Robots are useful tools for understanding cognitive mechanisms, for they are situated between living organisms and artificial systems. As embodied agents, they are embedded in a complex environment and act with their physical body, most of which are tough to be implemented in computer simulation. On the other hand, they give complete access to their internal states, which is not achieved with living organisms. Therefore, we use robots as a tool for understanding characteristics of natural organisms, especially focusing on robustness and internal simulation. Robustness is a property present in every living system which provides resilience against internal or external perturbations. Our work presented that using multiple kinds of sensors gives higher robustness than using a single sensor. For another topics, we created a robotic model for internal simulation, which is also an important notion to understand intelligence. It is said that, when rats are simulating internally in their head to evaluate several options, they move their head from one option to other. This head movement is called vicarious trial-and-error (VTE; Tolman, 1939), which we implemented in a robotic model to analyze the mechanisms and roles. We show that VTEs are generated from redundant sensory network, and robots which show VTEs exhibits a robust behavior.

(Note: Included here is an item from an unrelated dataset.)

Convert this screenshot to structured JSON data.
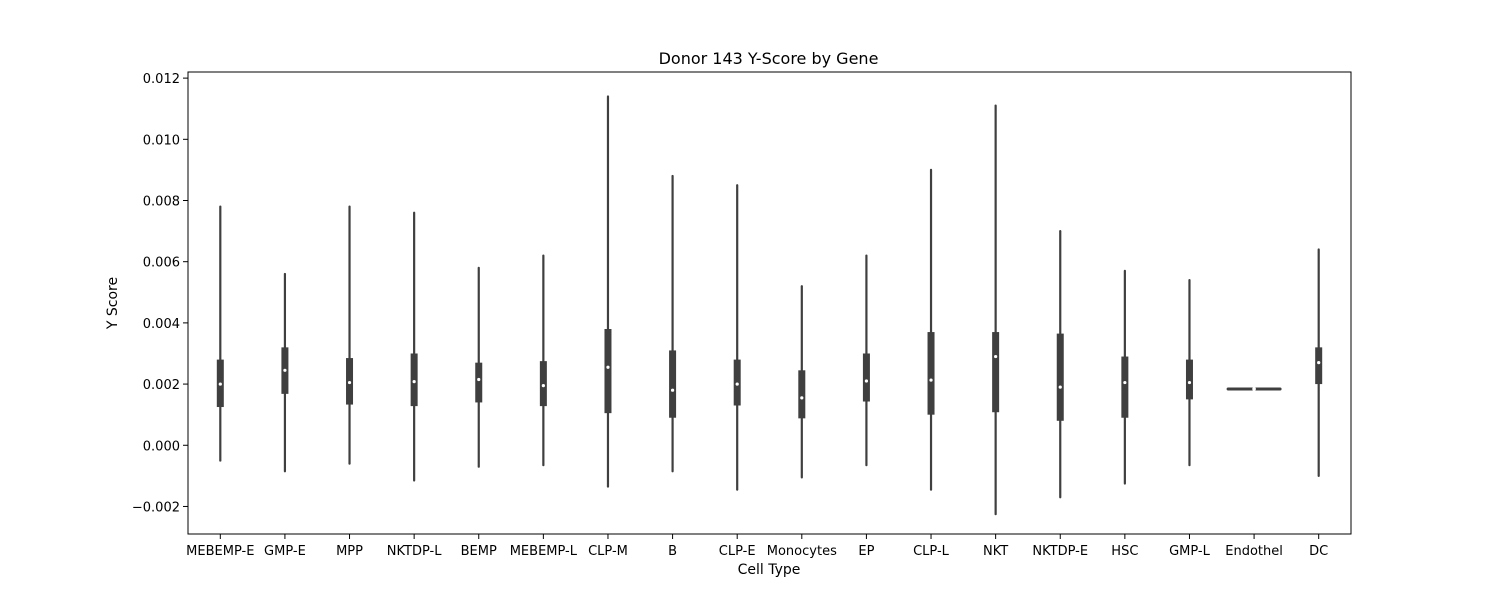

The research investigates signal evolution in the context of agent-based simulations with a spatial distribution of food resources and agents varying in time. We look at how the concept of time can be used to adapt group behavior in the context of an agent based simulation with a spatial distribution of food and agents. The artificial agents evolve a signalling system that improves their ability to efficiently use the world’s resources in order to improve their fitness. One idea is to use a minimalist simulation model to demonstrate that learning about the notion of time facilitates efficient group foraging behavior, compared to environments that exclude the possibility to learn about the concept of time. The notion of time is embedded into agent signals, instantiating the communication of distances to resources as well as defining cyclic resource growth periods.